This comment was written by somebody who is very young, or very old...... or who for other reasons has no interest in the greatest art ever created..... WOMEN


----------



## premont (May 7, 2015)

I have attended many memorable concerts and recitals, but also some forgettable ones, and generally I think a concert is hit or miss. Recorded music (e.g.CDs) may also be hit or miss, but in the course of time I have amassed a collection with only hits suiting my interests and taste. And I appreciate the option of being able to choose what I want to hear. Listening to a CD may also be an experience at least as concentrated and intense as attending a concert. At least there are fewer things to distract me (performers faces, noise from the audience et.c.) in my own room.


----------



## larold (Jul 20, 2017)

_What's the biggest problem with concerts...?_

Parking, driving in winter weather, sometimes the performance or seats, having expectations not met, not being a memorable night after you spent big bucks on tickets.

The last concert I attended was three choral works, two with soloists. The first one was not good; I couldn't understand any of the choir's English. The second was better but the forces were too big for the music. The third was outstanding, among the best I ever heard of that work.

One thing is always certain: there is an immediacy and level of excitement in live music-making that cannot be replicated in recordings. It's the difference between a stage play and a film -- one is created in front of you, the other is packaged and perfected.


----------



## SanAntone (May 10, 2020)

For me, the live concert is the true musical experience, the worst concert is still better than any recording.


----------



## Merl (Jul 28, 2016)

I miss live rock and CM gigs. I still have tickets to 3 but no idea when they will happen. Been to many crackers over the years (Stan the Man / Halle Bruckner 4, Sabbath/Van Halen at Manchester Apollo, Suede in Glasgow, etc). If a gig is a great one it gives you a feeling that no recording can. If it's bad I just want to go home (and I have left a few gigs early).


----------



## Prodromides (Mar 18, 2012)

John Lenin said:


> But seriously, can anyone really concentrate on the music. I spend the whole performance looking for sweet little 'violin babes' or some hot chick on the oboe.


... or a conductor wearing sweet nothings.


----------



## John Lenin (Feb 4, 2021)

Hallelujah.....amen to that


----------



## DaveM (Jun 29, 2015)

What concerts?..


----------



## Heck148 (Oct 27, 2016)

SanAntone said:


> For me, the live concert is the true musical experience, the worst concert is still better than any recording.

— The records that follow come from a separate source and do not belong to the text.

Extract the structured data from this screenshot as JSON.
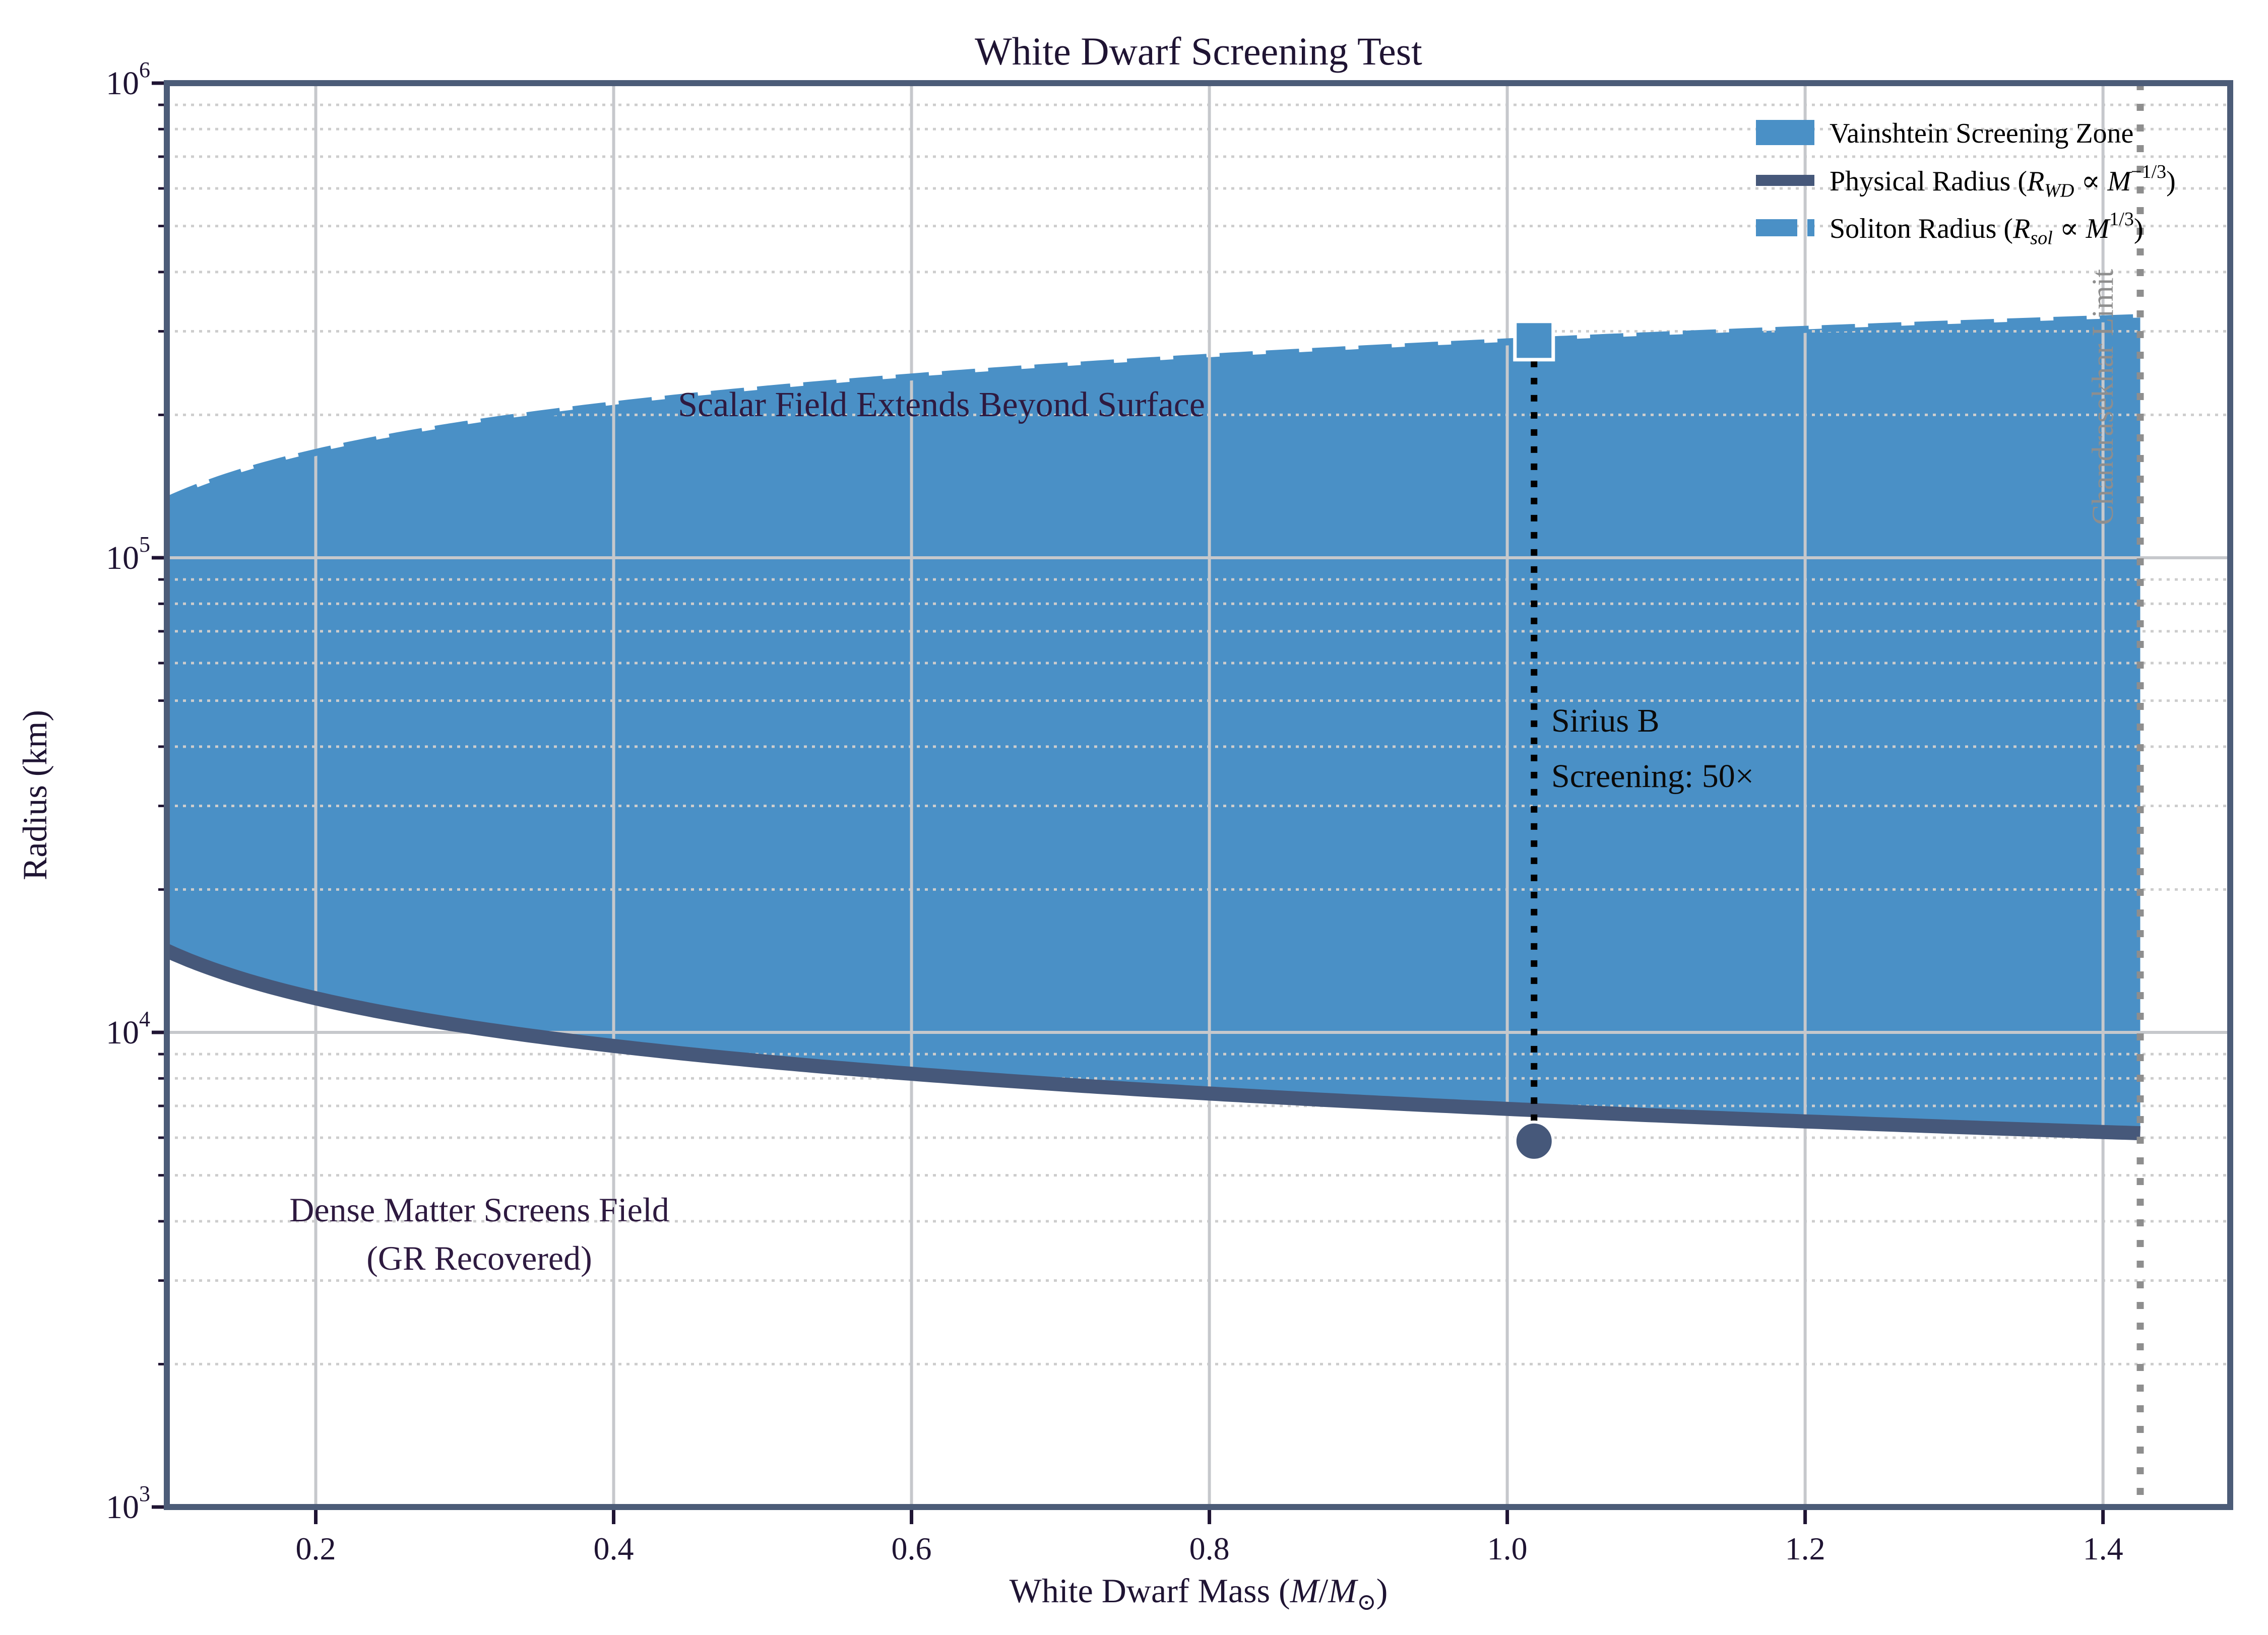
{
  "title": "White Dwarf Screening Test",
  "axes": {
    "y_label": "Radius (km)",
    "x_label_text": "White Dwarf Mass (M/M⊙)",
    "x_label_parts": [
      [
        "n",
        "White Dwarf Mass ("
      ],
      [
        "i",
        "M"
      ],
      [
        "n",
        "/"
      ],
      [
        "i",
        "M"
      ],
      [
        "sub",
        "⊙"
      ],
      [
        "n",
        ")"
      ]
    ],
    "x_ticks": [
      0.2,
      0.4,
      0.6,
      0.8,
      1.0,
      1.2,
      1.4
    ],
    "x_tick_labels": [
      "0.2",
      "0.4",
      "0.6",
      "0.8",
      "1.0",
      "1.2",
      "1.4"
    ],
    "y_tick_exponents": [
      3,
      4,
      5,
      6
    ],
    "x_range": [
      0.1,
      1.4854
    ],
    "y_range_log10": [
      3,
      6
    ]
  },
  "chart_data": {
    "type": "area",
    "title": "White Dwarf Screening Test",
    "xlabel": "White Dwarf Mass (M/M⊙)",
    "ylabel": "Radius (km)",
    "x_axis": {
      "scale": "linear",
      "range": [
        0.1,
        1.4854
      ],
      "ticks": [
        0.2,
        0.4,
        0.6,
        0.8,
        1.0,
        1.2,
        1.4
      ]
    },
    "y_axis": {
      "scale": "log",
      "range_km": [
        1000,
        1000000
      ],
      "ticks_km": [
        1000,
        10000,
        100000,
        1000000
      ]
    },
    "grid": {
      "major": "solid",
      "minor": "dotted"
    },
    "legend_position": "upper right",
    "x_masses": [
      0.1,
      0.2,
      0.3,
      0.4,
      0.5,
      0.6,
      0.7,
      0.8,
      0.9,
      1.0,
      1.1,
      1.2,
      1.3,
      1.4,
      1.425
    ],
    "series": [
      {
        "name": "Physical Radius (R_WD ∝ M^-1/3)",
        "law": "R = 6900 * M^(-1/3) km",
        "values_km": [
          14870,
          11800,
          10310,
          9370,
          8690,
          8180,
          7770,
          7430,
          7150,
          6900,
          6680,
          6490,
          6320,
          6170,
          6130
        ]
      },
      {
        "name": "Soliton Radius (R_sol ∝ M^1/3)",
        "law": "R = 285000 * M^(1/3) km",
        "values_km": [
          132300,
          166700,
          190800,
          210000,
          226200,
          240400,
          253100,
          264600,
          275200,
          285000,
          294200,
          302900,
          311100,
          318800,
          320700
        ]
      }
    ],
    "fill_between": {
      "name": "Vainshtein Screening Zone",
      "from": "Physical Radius",
      "to": "Soliton Radius",
      "mass_range": [
        0.1,
        1.425
      ]
    },
    "chandrasekhar_line": {
      "mass": 1.425,
      "style": "dotted",
      "label": "Chandrasekhar Limit"
    },
    "sirius_b": {
      "mass": 1.018,
      "physical_radius_km": 5900,
      "soliton_radius_km": 286900,
      "screening_factor": "50×"
    }
  },
  "legend": {
    "items": [
      {
        "swatch": "patch",
        "label_text": "Vainshtein Screening Zone",
        "label_parts": [
          [
            "n",
            "Vainshtein Screening Zone"
          ]
        ]
      },
      {
        "swatch": "line",
        "label_text": "Physical Radius (R_WD ∝ M⁻¹ᐟ³)",
        "label_parts": [
          [
            "n",
            "Physical Radius ("
          ],
          [
            "i",
            "R"
          ],
          [
            "sub",
            "WD"
          ],
          [
            "n",
            " ∝ "
          ],
          [
            "i",
            "M"
          ],
          [
            "sup",
            "−1/3"
          ],
          [
            "n",
            ")"
          ]
        ]
      },
      {
        "swatch": "dashed",
        "label_text": "Soliton Radius (R_sol ∝ M¹ᐟ³)",
        "label_parts": [
          [
            "n",
            "Soliton Radius ("
          ],
          [
            "i",
            "R"
          ],
          [
            "sub",
            "sol"
          ],
          [
            "n",
            " ∝ "
          ],
          [
            "i",
            "M"
          ],
          [
            "sup",
            "1/3"
          ],
          [
            "n",
            ")"
          ]
        ]
      }
    ]
  },
  "annotations": {
    "scalar_field": {
      "text": "Scalar Field Extends Beyond Surface",
      "mass": 0.62,
      "radius_km": 210000
    },
    "dense_matter": {
      "line1": "Dense Matter Screens Field",
      "line2": "(GR Recovered)",
      "mass": 0.31,
      "radius_km": 3800
    },
    "sirius": {
      "line1": "Sirius B",
      "line2": "Screening: 50×",
      "mass": 1.03,
      "radius_km": 47000
    },
    "chandrasekhar": {
      "text": "Chandrasekhar Limit",
      "mass": 1.425
    }
  },
  "colors": {
    "fill_blue": "#4A90C6",
    "physical_curve": "#46587A",
    "spine": "#4C5C78",
    "grid_major": "#C6C8CC",
    "grid_minor": "#CDCDCD",
    "axis_text": "#1F1433",
    "annotation_purple": "#2E1A40",
    "annotation_black": "#0A0A0A",
    "chandra_gray": "#8E8E8E",
    "marker_edge": "#FFFFFF",
    "connector_black": "#000000"
  }
}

I tend to agree...it's like 2 totally different experiences...comparing apples to watermelons...there's always an excitement, an unpredictability to a live concert...it hasn't happened yet....the recording already took place..it's a recollection of the past.


----------



## Manxfeeder (Oct 19, 2010)

It's interesting the number of people who prefer and who don't prefer live performances.

Personally, I don't go to live classical concerts anymore. There isn't really a reason for me to be there; the conductor has his back to me, and the players are looking at their music. In addition, in the audience, nobody reacts to what is happening; they all sit stoically. And there is no guarantee that I will feel my best when I'm there, whether through distraction at some event during the day or some physical problem, like being tired and just wanting to go to bed. If I am with someone who doesn't know the music as well as I do, I worry if they're getting bored. 

Add to that the fact that since my wife has a chronic cough, so I have to go alone, usually sitting in the dark with strangers. 

Factoring in the cost of gas, parking, and tickets, all of that when put together would get me a nice boxed set that I could listen to over and over. 

Another reason is, I work with attorneys, and during the week, court hearings or depositions sometimes end up going into the night. I've missed two concerts on weeknights because of that. Fortunately, I didn't purchase tickets beforehand. 

Rock and country concerts anymore have the bass drum overmiked, so there is a constant pounding on my chest, and the music is painfully loud. I have been to concerts where they have handed out earplugs beforehand. That's ridiculous.

The only music I prefer live is jazz, because it is interactive. People attending jazz concerts typically are there to pay attention to what's happening, they react to what's happening, and when everyone gets tuned in to the same thing, it becomes memorable.

But that's just me. And maybe I'll change with time.


----------